Singulus’s order book has presumably reached the “triple-digit million euro” mark, with the news today of another contract award at the International Import-Export Show in Shanghai.
The German solar production equipment maker announced yesterday it had signed a letter of intent to supply 300 MW capacity of CIGS thin-film module manufacturing equipment to China National Building Materials (CNBM), for the customer’s production facility in Bengbu, in China’s Anhui province.
That order – for “more than ten” production machines was described as worth a “high double-digit euro millions” figure and lo and behold! Singulus today announced a carbon copy order had been signed … with the same customer.
With the only difference being that today’s identical order is for CNBM’s production line in Xuzhou city, Jiangsu province, it seems the Chinese building materials company is either not very joined up, or is spectacularly cautious/indecisive/impulsive when it comes to settling on a supplier. The smart money though, is on Singulus’s PR people choosing to drip feed contract announcements during the course of this week’s show.
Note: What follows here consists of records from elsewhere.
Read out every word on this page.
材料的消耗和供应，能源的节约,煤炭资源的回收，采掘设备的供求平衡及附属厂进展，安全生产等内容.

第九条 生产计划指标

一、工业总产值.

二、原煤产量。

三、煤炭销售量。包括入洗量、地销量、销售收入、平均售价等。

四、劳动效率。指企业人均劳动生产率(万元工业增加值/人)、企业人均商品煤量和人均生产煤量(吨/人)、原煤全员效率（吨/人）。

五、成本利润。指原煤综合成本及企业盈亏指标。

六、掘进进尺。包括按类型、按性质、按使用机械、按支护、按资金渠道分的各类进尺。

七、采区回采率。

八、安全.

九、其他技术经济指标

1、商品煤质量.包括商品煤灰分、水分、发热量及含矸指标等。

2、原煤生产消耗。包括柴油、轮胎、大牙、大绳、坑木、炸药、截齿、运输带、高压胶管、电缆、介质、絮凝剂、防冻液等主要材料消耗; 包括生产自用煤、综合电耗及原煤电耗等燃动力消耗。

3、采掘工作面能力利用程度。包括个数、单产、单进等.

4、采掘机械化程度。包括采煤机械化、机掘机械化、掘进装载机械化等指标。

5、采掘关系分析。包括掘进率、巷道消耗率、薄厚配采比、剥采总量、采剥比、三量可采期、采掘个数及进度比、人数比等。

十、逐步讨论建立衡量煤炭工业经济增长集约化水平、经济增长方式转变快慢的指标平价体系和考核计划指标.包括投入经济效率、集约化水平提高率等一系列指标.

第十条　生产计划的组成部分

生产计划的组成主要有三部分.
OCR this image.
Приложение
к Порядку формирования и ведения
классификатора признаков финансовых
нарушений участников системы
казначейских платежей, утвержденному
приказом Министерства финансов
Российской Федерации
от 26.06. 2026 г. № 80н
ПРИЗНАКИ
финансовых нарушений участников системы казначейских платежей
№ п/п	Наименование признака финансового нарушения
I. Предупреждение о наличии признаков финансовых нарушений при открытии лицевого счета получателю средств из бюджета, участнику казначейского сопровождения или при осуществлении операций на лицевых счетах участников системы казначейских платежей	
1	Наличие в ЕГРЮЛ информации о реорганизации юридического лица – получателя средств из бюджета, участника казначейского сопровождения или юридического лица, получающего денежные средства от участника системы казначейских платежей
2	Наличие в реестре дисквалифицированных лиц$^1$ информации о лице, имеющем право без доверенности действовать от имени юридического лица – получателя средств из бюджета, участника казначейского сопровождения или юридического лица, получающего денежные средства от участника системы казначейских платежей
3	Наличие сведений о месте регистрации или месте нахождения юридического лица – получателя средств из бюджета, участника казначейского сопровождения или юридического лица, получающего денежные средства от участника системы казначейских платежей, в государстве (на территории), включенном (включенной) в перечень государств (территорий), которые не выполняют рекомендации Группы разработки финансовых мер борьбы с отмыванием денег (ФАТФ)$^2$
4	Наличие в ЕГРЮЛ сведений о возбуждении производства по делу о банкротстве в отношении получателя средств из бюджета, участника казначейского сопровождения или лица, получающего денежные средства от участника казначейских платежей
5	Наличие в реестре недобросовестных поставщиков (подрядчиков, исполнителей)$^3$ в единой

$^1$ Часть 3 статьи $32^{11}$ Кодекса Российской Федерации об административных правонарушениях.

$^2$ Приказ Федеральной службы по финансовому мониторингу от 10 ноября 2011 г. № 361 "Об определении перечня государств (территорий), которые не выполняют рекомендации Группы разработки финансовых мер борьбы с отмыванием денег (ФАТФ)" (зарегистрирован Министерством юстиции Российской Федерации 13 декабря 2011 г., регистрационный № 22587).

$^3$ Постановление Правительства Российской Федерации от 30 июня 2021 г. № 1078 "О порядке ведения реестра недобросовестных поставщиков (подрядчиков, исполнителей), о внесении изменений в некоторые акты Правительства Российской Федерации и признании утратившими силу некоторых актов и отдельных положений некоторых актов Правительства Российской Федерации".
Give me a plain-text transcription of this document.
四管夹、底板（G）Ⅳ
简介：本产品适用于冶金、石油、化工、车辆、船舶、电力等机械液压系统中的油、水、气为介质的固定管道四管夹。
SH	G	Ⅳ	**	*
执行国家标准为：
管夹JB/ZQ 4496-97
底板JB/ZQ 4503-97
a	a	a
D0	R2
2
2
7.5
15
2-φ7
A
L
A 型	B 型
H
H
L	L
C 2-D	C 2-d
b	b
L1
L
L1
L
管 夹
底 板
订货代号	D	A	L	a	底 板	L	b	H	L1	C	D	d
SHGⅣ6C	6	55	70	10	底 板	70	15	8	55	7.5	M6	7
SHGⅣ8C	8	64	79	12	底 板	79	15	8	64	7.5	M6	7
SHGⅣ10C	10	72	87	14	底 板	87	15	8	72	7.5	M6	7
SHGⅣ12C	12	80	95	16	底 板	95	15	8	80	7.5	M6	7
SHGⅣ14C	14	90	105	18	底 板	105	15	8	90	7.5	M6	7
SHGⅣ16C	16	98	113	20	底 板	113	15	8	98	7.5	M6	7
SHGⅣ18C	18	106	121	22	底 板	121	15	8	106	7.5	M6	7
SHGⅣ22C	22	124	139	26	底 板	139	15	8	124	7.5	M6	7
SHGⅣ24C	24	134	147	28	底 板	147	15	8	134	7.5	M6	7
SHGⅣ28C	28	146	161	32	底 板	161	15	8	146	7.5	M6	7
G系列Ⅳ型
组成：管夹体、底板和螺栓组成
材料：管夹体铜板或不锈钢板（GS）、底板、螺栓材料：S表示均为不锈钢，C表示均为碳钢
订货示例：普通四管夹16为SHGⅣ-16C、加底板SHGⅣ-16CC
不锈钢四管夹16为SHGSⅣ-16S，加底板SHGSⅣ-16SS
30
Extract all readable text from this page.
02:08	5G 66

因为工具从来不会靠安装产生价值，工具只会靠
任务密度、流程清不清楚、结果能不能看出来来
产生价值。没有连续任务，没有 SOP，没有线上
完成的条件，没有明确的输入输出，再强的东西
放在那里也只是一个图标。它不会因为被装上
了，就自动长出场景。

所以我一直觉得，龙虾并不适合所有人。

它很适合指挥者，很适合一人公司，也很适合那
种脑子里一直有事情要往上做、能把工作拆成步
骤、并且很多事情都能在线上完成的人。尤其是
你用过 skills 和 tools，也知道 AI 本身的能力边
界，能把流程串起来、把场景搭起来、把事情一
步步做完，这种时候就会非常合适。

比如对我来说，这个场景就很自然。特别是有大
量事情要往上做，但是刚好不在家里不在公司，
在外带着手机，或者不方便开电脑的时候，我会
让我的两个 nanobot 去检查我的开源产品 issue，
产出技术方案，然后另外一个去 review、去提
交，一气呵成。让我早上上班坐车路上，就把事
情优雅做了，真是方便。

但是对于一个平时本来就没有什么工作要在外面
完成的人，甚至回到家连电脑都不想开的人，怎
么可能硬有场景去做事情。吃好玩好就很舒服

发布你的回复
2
If the latter is true, that may be all from the Kahl am Main-based company for now, as today’s announcement also included details of a separate agreement between the two parties for “the missing five CISARIS selenisation furnaces” intended for the “second production site Meishan”, in Sichuan province – a tantalizing revelation, given no further details were given on how exactly the machines in question had disappeared.
The orders come at a time when Chinese solar manufacturers are betting on an explosion in global – and possibly domestic – demand and are investing heavily in output capacity as a result. Which all means good news for companies such as Singulus, as part of a predicted European solar renaissance.